E si e’ ritenuto coerente con l’evidenziata diversita’ della struttura normativa dei due istituti, “che per la confisca ex articolo 12-sexies, che prevede che il requisito della sproporzione debba essere confrontato con il “reddito dichiarato” o con la “propria attivita’ economica”, si possa tener conto dei redditi, derivati da attivita’ lecita, sottratti al fisco (perche’ comunque rientranti nella propria “attivita’ economica)” (…). Coerente peraltro e’, sempre con riferimento alla diversa struttura normativa della specifica previsione, che tale approdo non possa essere applicabile alla confisca di prevenzione per la quale rileva – e dunque non e’ deducibile a discarico – anche il fatto che i beni siano “il frutto di attivita’ illecite o ne costituiscano il reimpiego”. Sicuramente l’evasione fiscale integra ex se attivita’ illecita (contra legem) anche qualora non integri reato (…)”.

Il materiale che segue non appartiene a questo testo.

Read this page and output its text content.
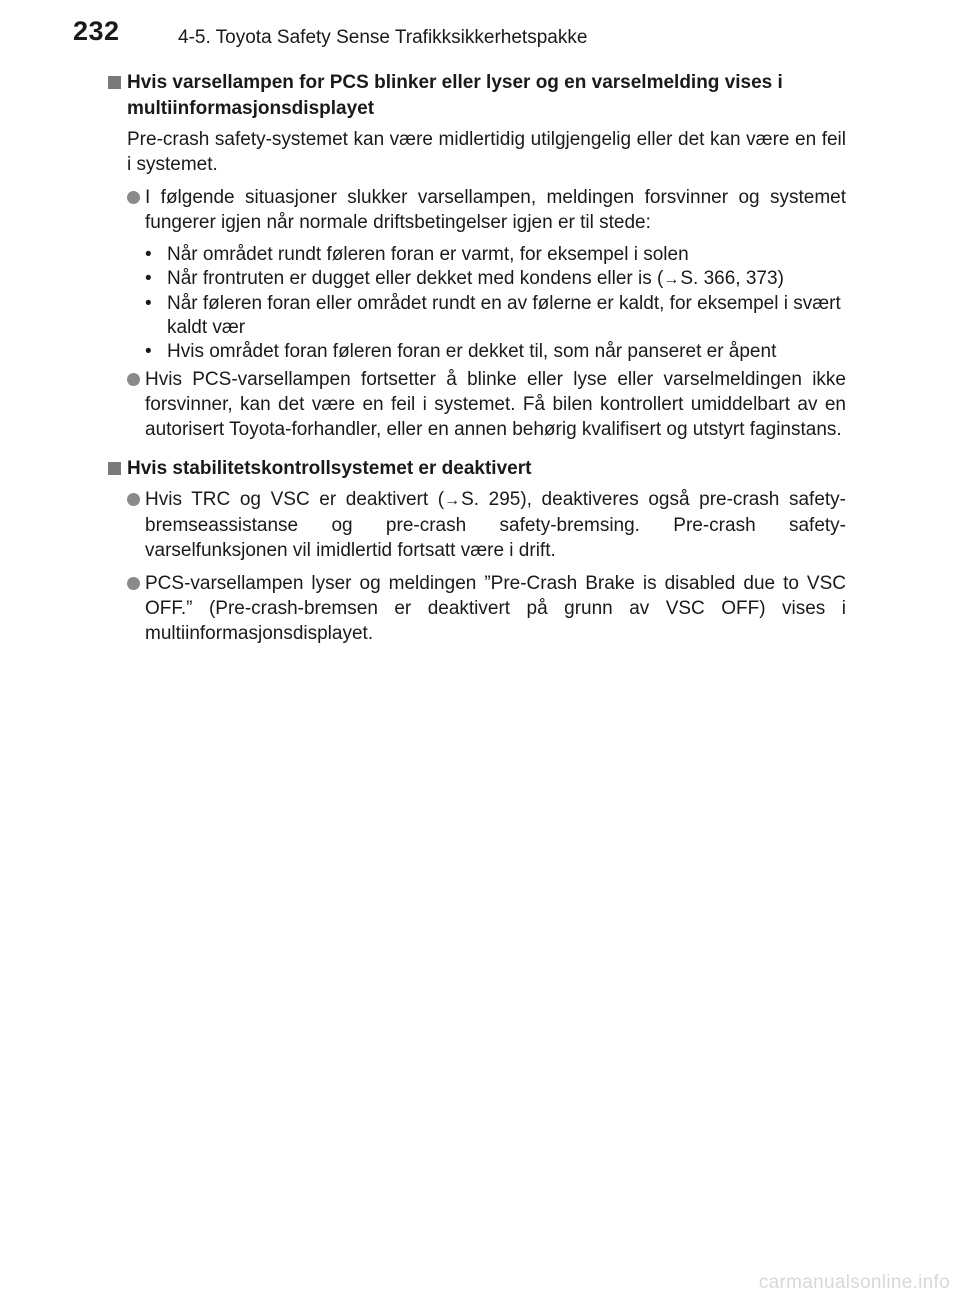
232	4-5. Toyota Safety Sense Trafikksikkerhetspakke

Hvis varsellampen for PCS blinker eller lyser og en varselmelding vises i multiinformasjonsdisplayet

Pre-crash safety-systemet kan være midlertidig utilgjengelig eller det kan være en feil i systemet.

I følgende situasjoner slukker varsellampen, meldingen forsvinner og systemet fungerer igjen når normale driftsbetingelser igjen er til stede:
• Når området rundt føleren foran er varmt, for eksempel i solen
• Når frontruten er dugget eller dekket med kondens eller is (→S. 366, 373)
• Når føleren foran eller området rundt en av følerne er kaldt, for eksempel i svært kaldt vær
• Hvis området foran føleren foran er dekket til, som når panseret er åpent
Hvis PCS-varsellampen fortsetter å blinke eller lyse eller varselmeldingen ikke forsvinner, kan det være en feil i systemet. Få bilen kontrollert umiddelbart av en autorisert Toyota-forhandler, eller en annen behørig kvalifisert og utstyrt faginstans.

Hvis stabilitetskontrollsystemet er deaktivert

Hvis TRC og VSC er deaktivert (→S. 295), deaktiveres også pre-crash safety-bremseassistanse og pre-crash safety-bremsing. Pre-crash safety-varselfunksjonen vil imidlertid fortsatt være i drift.
PCS-varsellampen lyser og meldingen ”Pre-Crash Brake is disabled due to VSC OFF.” (Pre-crash-bremsen er deaktivert på grunn av VSC OFF) vises i multiinformasjonsdisplayet.
carmanualsonline.info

2.2. Il collegio condivide tale principio, che va, pertanto, ribadito nei seguenti termini:

“Diversamente da quanto deve ritenersi in tema di confisca di prevenzione (Decreto Legislativo n. 159 del 2011, ex articolo 24), in tema di confisca disposta ai sensi della Legge n. 356 del 1992, articolo 12-sexies la sproporzione tra i beni posseduti e le attivita’ economiche del proposto puo’ essere giustificata adducendo proventi da evasione fiscale”.

Come gia’ chiarito da questa Sezione (sentenza n. 49498 dell’11 novembre 2014, CED Cass. n. 261046), l’onere di dimostrare che i beni sequestrati siano stati in ipotesi acquistati, in tutto od in parte, con il provento di attivita’ economiche non denunciate al fisco, incombe sull’interessato.

3. L’ordinanza impugnata va, pertanto, annullata, con rinvio al Tribunale di Reggio Calabria per nuovo esame, che andra’ condotto conformarsi al principio innanzi enunciato.

P.Q.M.

Annulla l’ordinanza impugnata con rinvio al Tribunale di Reggio Calabria per nuovo esame.